Tanya Franks’ Emilia is equally finely-drawn. There’s no doubt that she is a battered wife, hiding her bruises under her hair, flinching when her husband Iago is near. Yet, like so many victims of coercive control, she is always anxious to please him. Only when she is alone with Desdemona does she seem to free to be herself. The scene where they both sit at the front of the stage and bemoan the behaviour of “these men” becomes one of the most moving and truthful in the play.

Giles Terera and the company
Giles Terera and the company
© Myah Jeffers

In this context, Hilton’s Iago isn’t just a man disappointed by a society that fails to reward him but a man so consumed with his own hatreds that he seems to have collapsed from the inside, swivelling around the stage with a terrifying, boneless energy.

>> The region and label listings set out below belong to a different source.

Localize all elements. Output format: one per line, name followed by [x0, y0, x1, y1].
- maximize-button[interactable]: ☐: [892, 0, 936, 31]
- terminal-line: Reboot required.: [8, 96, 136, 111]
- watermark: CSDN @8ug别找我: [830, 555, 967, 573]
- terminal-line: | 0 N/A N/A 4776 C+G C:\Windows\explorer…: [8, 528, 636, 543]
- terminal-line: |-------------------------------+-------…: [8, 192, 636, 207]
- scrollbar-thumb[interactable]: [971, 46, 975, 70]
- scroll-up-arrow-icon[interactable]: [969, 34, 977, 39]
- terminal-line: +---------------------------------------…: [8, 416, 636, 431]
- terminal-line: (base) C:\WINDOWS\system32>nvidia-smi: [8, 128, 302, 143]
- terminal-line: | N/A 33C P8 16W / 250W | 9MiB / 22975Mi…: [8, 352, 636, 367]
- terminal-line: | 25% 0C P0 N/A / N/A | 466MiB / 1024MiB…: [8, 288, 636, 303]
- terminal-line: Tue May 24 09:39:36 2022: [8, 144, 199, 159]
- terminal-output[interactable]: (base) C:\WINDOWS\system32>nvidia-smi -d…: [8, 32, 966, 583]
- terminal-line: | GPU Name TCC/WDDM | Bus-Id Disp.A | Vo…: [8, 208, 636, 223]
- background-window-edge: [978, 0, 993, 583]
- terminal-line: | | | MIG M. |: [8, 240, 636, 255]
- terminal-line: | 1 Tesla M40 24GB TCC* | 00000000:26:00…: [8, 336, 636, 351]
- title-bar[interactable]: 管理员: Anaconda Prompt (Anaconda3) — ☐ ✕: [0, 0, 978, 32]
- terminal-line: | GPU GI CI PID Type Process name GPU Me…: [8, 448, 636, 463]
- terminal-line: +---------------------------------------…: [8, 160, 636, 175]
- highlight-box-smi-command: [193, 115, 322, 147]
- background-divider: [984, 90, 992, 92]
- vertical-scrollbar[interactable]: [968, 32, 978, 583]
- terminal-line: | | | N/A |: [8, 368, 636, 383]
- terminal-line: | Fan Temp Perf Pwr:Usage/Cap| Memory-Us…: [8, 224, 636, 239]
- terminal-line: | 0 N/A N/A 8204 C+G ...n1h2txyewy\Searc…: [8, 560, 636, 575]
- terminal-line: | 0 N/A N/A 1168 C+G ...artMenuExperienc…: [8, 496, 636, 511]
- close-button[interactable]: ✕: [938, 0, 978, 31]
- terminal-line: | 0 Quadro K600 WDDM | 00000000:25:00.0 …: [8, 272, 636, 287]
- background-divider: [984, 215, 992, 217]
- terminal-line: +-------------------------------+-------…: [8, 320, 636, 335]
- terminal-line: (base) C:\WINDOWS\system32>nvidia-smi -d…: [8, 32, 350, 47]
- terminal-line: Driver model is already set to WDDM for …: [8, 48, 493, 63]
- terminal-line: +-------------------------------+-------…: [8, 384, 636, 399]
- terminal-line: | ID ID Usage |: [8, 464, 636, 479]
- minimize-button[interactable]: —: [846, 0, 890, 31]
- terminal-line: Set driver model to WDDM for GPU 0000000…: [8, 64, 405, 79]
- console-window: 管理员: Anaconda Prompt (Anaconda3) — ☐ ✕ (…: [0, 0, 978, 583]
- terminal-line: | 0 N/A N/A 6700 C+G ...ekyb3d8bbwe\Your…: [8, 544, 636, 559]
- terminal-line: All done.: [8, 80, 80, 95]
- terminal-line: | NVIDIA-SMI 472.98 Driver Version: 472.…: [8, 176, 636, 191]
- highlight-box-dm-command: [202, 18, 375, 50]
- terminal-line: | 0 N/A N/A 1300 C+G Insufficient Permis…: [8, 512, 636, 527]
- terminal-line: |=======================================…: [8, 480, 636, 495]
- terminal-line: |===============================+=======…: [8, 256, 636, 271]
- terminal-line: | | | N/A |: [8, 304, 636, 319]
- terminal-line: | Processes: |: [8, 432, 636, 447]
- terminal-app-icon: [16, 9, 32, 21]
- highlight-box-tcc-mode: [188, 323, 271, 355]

His malevolence isn’t motiveless; he hates his wife and believes Othello has seduced her. It eats him up and the chorus, leaning forward on the bleachers that surround the stage, egg him on, moving in sharp agreement to Pete Malikin and Benjamin Grant’s terrifying metallic soundscape.

Terera’s Othello makes the most of the contrasts of emotion that beset him. You sense his feeling of always being in peril, always clinging to a position that he is not sure belongs to him. When he declares his love for Desdemona, he literally dances and jumps, unable to contain his joy. His descent into doubt is just as extreme. He succumbs to the chaos his jealousy unleashes like a man who never believed he deserved anything better.

It’s an intense collapse, riding Shakespeare’s language to find his own meanings, an extraordinary performance at the heart of a revelatory and relevant production.